Por otra parte, si el sacrificio de Katniss es físico y presencial, el de la familia cubana contemporánea es emocional y geográfico. La decisión de migrar, de abandonar la patria, la cultura y el núcleo afectivo, se convierte en un nuevo tipo de “voluntariado” para salvar a los suyos. Al igual que Katniss se lanza a una arena que la consume para salvar a Prim, miles de cubanos se lanzan al vacío de la migración para enviar remesas que actúen como el único soporte vital de quienes se quedan. Es un sacrificio de la identidad y de la presencia: se sacrifica el “estar” para poder “proveer”. La familia se mantiene unida económicamente, pero se fragmenta en lo emocional, creando una estructura de supervivencia basada en la ausencia.

Tanto en Panem como en Cuba, el sacrificio deja de ser una virtud moral para convertirse en una respuesta política a la precariedad. Cuando el sistema falla en garantizar los derechos básicos, la supervivencia recae exclusivamente sobre los hombros de los individuos, obligándolos a elegir una y otra vez entre su propia integridad, ya sea física o emocional, y la vida de sus seres queridos.

Aun siendo una comparación superficial, la ficción de Panem y la realidad de Cuba permiten concluir que la distopía no es un género literario sobre un futuro remoto, sino una herramienta de diagnóstico sobre el presente. La literatura de Suzanne Collins no busca predecir un colapso, sino advertir sobre las lógicas de poder que, cuando se desvinculan de la ética y la humanidad, convierten la gestión de la vida en una técnica de dominación.

La conexión entre Los Juegos del Hambre y la crisis cubana revela una verdad incómoda: la escasez y el control social no son accidentes de la historia, sino herramientas políticas deliberadas. Cuando un sistema utiliza la privación de recursos para atomizar a la población, está utilizando la biología como un instrumento de control estatal. La distopía se manifiesta cuando el derecho a la existencia se convierte en un privilegio otorgado por la autoridad, y cuando la supervivencia individual se impone sobre el bienestar colectivo.

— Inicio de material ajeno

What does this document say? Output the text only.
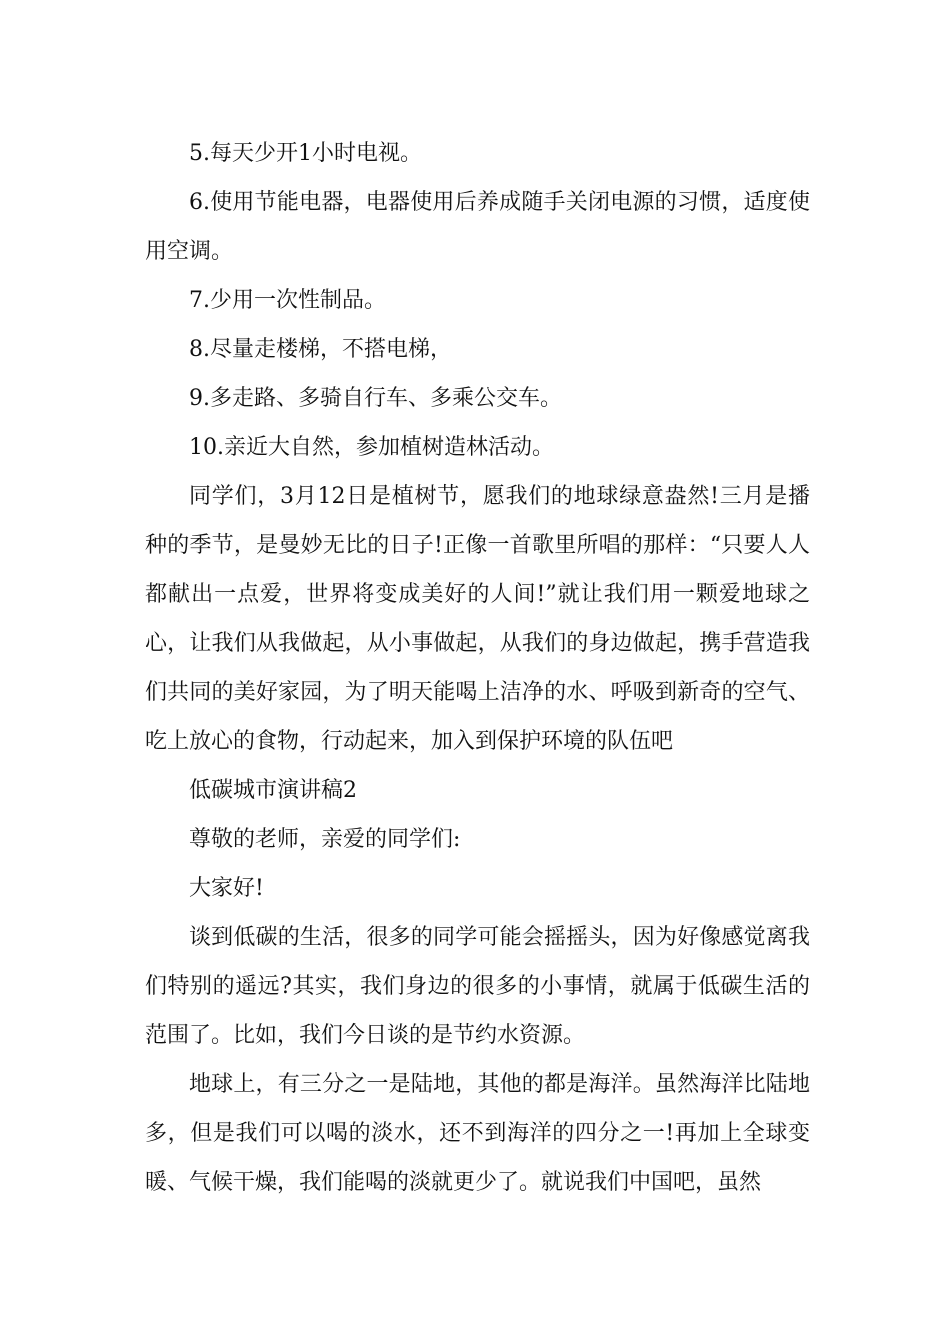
5.每天少开1小时电视。

6.使用节能电器，电器使用后养成随手关闭电源的习惯，适度使用空调。

7.少用一次性制品。

8.尽量走楼梯，不搭电梯，

9.多走路、多骑自行车、多乘公交车。

10.亲近大自然，参加植树造林活动。

同学们，3月12日是植树节，愿我们的地球绿意盎然!三月是播种的季节，是曼妙无比的日子!正像一首歌里所唱的那样：“只要人人都献出一点爱，世界将变成美好的人间!”就让我们用一颗爱地球之心，让我们从我做起，从小事做起，从我们的身边做起，携手营造我们共同的美好家园，为了明天能喝上洁净的水、呼吸到新奇的空气、吃上放心的食物，行动起来，加入到保护环境的队伍吧

低碳城市演讲稿2

尊敬的老师，亲爱的同学们:

大家好!

谈到低碳的生活，很多的同学可能会摇摇头，因为好像感觉离我们特别的遥远?其实，我们身边的很多的小事情，就属于低碳生活的范围了。比如，我们今日谈的是节约水资源。

地球上，有三分之一是陆地，其他的都是海洋。虽然海洋比陆地多，但是我们可以喝的淡水，还不到海洋的四分之一!再加上全球变暖、气候干燥，我们能喝的淡就更少了。就说我们中国吧，虽然
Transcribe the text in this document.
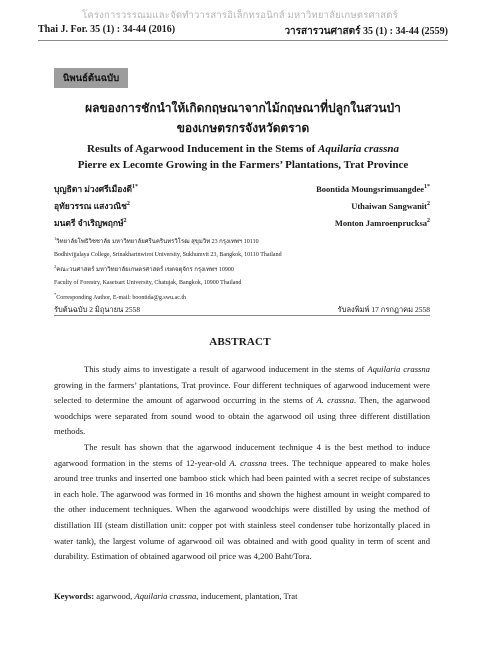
โครงการวรรณมและจัดทำวารสารอิเล็กทรอนิกส์ มหาวิทยาลัยเกษตรศาสตร์
Thai J. For. 35 (1) : 34-44 (2016)	วารสารวนศาสตร์ 35 (1) : 34-44 (2559)
นิพนธ์ต้นฉบับ
ผลของการชักนำให้เกิดกฤษณาจากไม้กฤษณาที่ปลูกในสวนป่า
ของเกษตรกรจังหวัดตราด
Results of Agarwood Inducement in the Stems of Aquilaria crassna
Pierre ex Lecomte Growing in the Farmers’ Plantations, Trat Province
บุญธิดา ม่วงศรีเมืองดี$^{1*}$	Boontida Moungsrimuangdee$^{1*}$
อุทัยวรรณ แสงวณิช$^2$	Uthaiwan Sangwanit$^2$
มนตรี จำเริญพฤกษ์$^2$	Monton Jamroenprucksa$^2$
$^1$วิทยาลัยโพธิวิชชาลัย มหาวิทยาลัยศรีนครินทรวิโรฒ สุขุมวิท 23 กรุงเทพฯ 10110
Bodhivijjalaya College, Srinakharinwirot University, Sukhumvit 23, Bangkok, 10110 Thailand
$^2$คณะวนศาสตร์ มหาวิทยาลัยเกษตรศาสตร์ เขตจตุจักร กรุงเทพฯ 10900
Faculty of Forestry, Kasetsart University, Chatujak, Bangkok, 10900 Thailand
*Corresponding Author, E-mail: boontida@g.swu.ac.th
รับต้นฉบับ 2 มิถุนายน 2558	รับลงพิมพ์ 17 กรกฎาคม 2558
ABSTRACT

This study aims to investigate a result of agarwood inducement in the stems of Aquilaria crassna growing in the farmers’ plantations, Trat province. Four different techniques of agarwood inducement were selected to determine the amount of agarwood occurring in the stems of A. crassna. Then, the agarwood woodchips were separated from sound wood to obtain the agarwood oil using three different distillation methods.

The result has shown that the agarwood inducement technique 4 is the best method to induce agarwood formation in the stems of 12-year-old A. crassna trees. The technique appeared to make holes around tree trunks and inserted one bamboo stick which had been painted with a secret recipe of substances in each hole. The agarwood was formed in 16 months and shown the highest amount in weight compared to the other inducement techniques. When the agarwood woodchips were distilled by using the method of distillation III (steam distillation unit: copper pot with stainless steel condenser tube horizontally placed in water tank), the largest volume of agarwood oil was obtained and with good quality in term of scent and durability. Estimation of obtained agarwood oil price was 4,200 Baht/Tora.

Keywords: agarwood, Aquilaria crassna, inducement, plantation, Trat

Sin embargo, la comparación también ofrece una lección de esperanza. Tanto en la narrativa de Collins como en la vivencia del pueblo cubano, la respuesta al autoritarismo no es solo la resistencia política, sino la resistencia ontológica: el acto de seguir siendo humano cuando el sistema exige que seas solo un superviviente. La capacidad de mantener la dignidad, de proteger al otro y de preservar la identidad frente a la erosión de la carencia es lo que impide que la distopía se convierta en un destino inevitable.

La verdadera lección reside en la comprensión de que la fragilidad de los lazos sociales y la precariedad económica son los grandes enemigos de la libertad. Si la opresión se nutre de la desconfianza y la competencia por lo básico, la liberación debe nutrirse de la solidaridad y la reconstrucción de lo común.

La resiliencia observada en las redes de apoyo mutuo en Cuba y la insurgencia simbólica de los distritos en Panem sugieren que el núcleo de la resistencia siempre es comunitario. La transformación de una realidad distópica no vendrá únicamente de un cambio en las estructuras de poder superiores, sino de la capacidad de los individuos para reconocerse de nuevo como parte de un tejido social sólido.

En última instancia, el estudio de estas realidades obliga a enfrentar una pregunta ética fundamental: ¿qué estamos dispuestos a sacrificar por nuestra supervivencia y qué es aquello que nos negaremos a perder? La respuesta será lo que defina la frontera entre la vida biológica y la existencia humana con dignidad. La distopía muestra el abismo, pero la capacidad humana de resistir recuerda que el piélago no tiene por qué ser nuestro hogar.